Righteousness is being obedient to what God asks you to do. This will result good deeds because I guarantee God isn’t asking you to do nothing.”
June 28, 2015 by Ken Hartung (adapted from Josh McDowell)
“In the Old Testament during the days of the prophet Jeremiah, Israel had very poor leadership. So this reflected in the behavior of how the nation lived. “In those days there was no king in Israel; every man did what was right in his own eyes”. Jeremiah 17:6
An every growing problem in our society and the church, we are losing a sense of what is right and what is wrong…everyone does what is right in his own eyes. We have church leaders in North America who are moving towards a secular progressive agenda who say the resurrection is irrelevant and insignficant. The teaching that there is an absolute truth is being replaced with do what seems right to you…to redefine the absolute principles of God.
Jesus Christ offers real hope. He gives mankind the opportunity to become right with God and his fellow man.
John 8:32 Jesus says, “you shall know the truth and the truth shall set you free.”
What is truth…there are those who think right and wrong are old fashioned ideas and that people have the right to decide right and wrong for themselves.

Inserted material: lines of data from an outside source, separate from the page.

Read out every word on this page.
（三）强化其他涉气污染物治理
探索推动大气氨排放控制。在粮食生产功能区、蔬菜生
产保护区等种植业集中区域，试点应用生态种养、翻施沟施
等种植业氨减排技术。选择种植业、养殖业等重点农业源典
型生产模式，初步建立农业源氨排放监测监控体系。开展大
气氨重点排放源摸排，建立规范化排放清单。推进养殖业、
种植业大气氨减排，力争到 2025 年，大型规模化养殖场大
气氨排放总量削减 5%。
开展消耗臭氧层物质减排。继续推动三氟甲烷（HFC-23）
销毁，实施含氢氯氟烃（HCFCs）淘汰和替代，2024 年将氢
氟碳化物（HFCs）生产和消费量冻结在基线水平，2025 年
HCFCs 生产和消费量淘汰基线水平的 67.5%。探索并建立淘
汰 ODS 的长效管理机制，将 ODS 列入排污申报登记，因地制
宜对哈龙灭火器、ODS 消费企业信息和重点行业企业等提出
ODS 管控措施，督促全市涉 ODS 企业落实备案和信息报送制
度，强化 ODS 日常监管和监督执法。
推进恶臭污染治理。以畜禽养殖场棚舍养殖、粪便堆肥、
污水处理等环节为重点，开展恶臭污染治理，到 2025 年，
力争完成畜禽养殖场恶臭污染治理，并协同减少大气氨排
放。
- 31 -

People who say there is no such thing as right and wrong expect you to treat them fairly. They may say, “you have to choose what is right for you and I have to choose what is right for me. But if you try and cheat them or hurt them in any way, they will tell you your behavior is not right! You know why? Because in their hearts they know the truth.

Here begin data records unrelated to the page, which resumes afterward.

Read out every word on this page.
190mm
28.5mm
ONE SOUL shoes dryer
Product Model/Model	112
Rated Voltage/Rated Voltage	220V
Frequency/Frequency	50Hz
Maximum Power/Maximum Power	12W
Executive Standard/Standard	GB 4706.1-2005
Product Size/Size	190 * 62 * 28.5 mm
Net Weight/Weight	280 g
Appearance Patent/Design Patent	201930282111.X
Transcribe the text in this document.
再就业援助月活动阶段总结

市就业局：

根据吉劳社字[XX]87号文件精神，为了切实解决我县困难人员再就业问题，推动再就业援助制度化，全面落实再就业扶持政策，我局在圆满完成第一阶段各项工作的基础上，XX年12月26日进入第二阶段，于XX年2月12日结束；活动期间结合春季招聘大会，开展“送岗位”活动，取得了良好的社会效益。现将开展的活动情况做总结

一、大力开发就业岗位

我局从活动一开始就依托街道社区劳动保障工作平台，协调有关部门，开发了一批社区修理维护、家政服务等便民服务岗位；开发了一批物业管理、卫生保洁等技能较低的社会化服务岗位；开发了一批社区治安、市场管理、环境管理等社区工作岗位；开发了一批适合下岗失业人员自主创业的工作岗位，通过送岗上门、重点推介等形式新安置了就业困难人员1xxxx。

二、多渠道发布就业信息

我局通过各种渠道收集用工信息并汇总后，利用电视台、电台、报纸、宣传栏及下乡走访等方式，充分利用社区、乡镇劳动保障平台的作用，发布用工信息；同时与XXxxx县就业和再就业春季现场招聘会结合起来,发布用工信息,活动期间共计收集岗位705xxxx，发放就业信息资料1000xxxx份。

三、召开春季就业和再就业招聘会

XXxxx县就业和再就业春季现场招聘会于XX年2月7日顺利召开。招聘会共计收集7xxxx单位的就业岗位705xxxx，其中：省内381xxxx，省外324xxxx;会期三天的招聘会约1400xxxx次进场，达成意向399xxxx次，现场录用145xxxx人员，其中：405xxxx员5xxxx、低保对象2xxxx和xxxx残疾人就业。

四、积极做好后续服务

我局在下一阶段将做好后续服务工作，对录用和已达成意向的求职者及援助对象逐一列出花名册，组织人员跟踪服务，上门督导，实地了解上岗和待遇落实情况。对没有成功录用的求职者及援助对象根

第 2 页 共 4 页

How do you choose? If God says something is wrong, then it is wrong. Some people decide what is right and wrong based on how they feel. Some decide what is right and wrong based on what everyone else is doing.
If the Wright brothers had not paid attention to the laws of physics like gravity, force and velocity, then their airplane would not have lifted off the ground. It was truth that set them free to fly. If we go through life ignoring God’s truth, then we’ll never know real freedom. If we know the mind of God and pay attention to it and obey it, then we will be free-free from sin and free from the consequences of wrong choices. That is what Jesus meant when He said, “the truth shall set you free.”
The emphasis we see to develop in our church is to offer to our community a hope, a purpose and meaning to life…and to teach and uphold principles and lifestyles of what is right and wrong. We must shed a light of truth as an alternative to the principles and lifestyles of this dark world. We need to uphold a Biblical view against a worldview of Secularism. John 10:10, Jesus said, “I came that they may have life and have it abundantly.”
In a changing world, there exists an unchanging God whose Word lasts forever. Isaiah 40:8 says, “The grass withers, the flower fades, but the word of our God stands forever.” Jesus never changes…Hebrews 13:8 tell us, “Jesus Christ is the same yesterday and today and forever.” Jesus says…“I AM the Way, the Truth and the Life”. John 11:25-26, Jesus says…“I am the resurrection and the life; he who believes in Me will live even if he dies and everyone who lives and believes in Me will never die”.